What We’re Reading in January
Our books editor reviews “The Same Dead Sons” by Dave Newman.
The Same Dead Songs
Dave Newman
J. NEW BOOKS, $18
James Parton quite infamously described the city of Pittsburgh in his January 1868 article for The Atlantic as “hell with the lid taken off.” He can be forgiven his Dante-esque hyperbole considering the catchy phrase was deployed to describe the admittedly infernal vision of seeing a steel mill in action braced against the pitch-black night sky. The heat, the slag, the flames all definitely made an impression.

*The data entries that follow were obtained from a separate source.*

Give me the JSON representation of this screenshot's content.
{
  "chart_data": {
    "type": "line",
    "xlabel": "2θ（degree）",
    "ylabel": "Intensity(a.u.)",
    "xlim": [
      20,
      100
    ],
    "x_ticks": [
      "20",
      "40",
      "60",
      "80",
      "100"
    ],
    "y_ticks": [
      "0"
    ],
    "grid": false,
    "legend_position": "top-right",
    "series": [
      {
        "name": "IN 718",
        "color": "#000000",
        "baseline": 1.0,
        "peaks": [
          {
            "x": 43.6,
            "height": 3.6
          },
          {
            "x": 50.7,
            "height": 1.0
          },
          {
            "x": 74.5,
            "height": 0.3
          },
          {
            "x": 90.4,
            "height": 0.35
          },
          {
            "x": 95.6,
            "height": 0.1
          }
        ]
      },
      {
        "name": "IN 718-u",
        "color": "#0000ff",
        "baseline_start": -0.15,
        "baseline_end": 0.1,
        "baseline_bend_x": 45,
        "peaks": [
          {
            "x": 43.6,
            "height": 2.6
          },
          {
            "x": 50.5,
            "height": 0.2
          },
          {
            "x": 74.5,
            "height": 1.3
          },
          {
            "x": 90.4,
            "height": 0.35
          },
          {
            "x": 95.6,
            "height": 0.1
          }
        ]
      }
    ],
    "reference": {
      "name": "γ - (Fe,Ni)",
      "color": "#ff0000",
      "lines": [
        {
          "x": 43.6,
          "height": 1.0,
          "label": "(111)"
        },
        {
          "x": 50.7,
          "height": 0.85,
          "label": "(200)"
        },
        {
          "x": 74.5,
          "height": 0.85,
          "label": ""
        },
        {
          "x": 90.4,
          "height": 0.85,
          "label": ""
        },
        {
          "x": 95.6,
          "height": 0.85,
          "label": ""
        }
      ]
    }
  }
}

Jump ahead some 150 years and we find our writers still contending with Parton’s fiery observation. Pittsburgh is no longer the poster child for blue-collar industry, but we remain haunted by that bygone identity. The primary question all of our writers must contend with is: Who the hell are we?
“The ghosts of childhood and geography and the working class bind us like nails in boards, like drink in a glass,” writes Trafford author Dave Newman in his latest book, “The Same Dead Songs.” This slim volume, the author’s first extended foray into nonfiction, is subtitled “a memoir of working class addictions.” The theme of addiction certainly applies to Anthony, the subject of this sharp character study, whose many destructive addictions include alcohol, drugs and gambling.
“I assume Anthony is still alive and still drunk and still high but maybe not. He could be dead in any number of places by any number of means,” Newman writes. This is not a cautionary tale, but rather an honest account of the choices people make rendered in Newman’s always supple prose.
Parton less famously wrote, “Pittsburg is a place to read up for, to unpack your trunk and settle down at, to make excursions from, and to study as you would study a group of sciences.” Or as Newman more succinctly puts it, “I live here to write about it, to say this place matters.”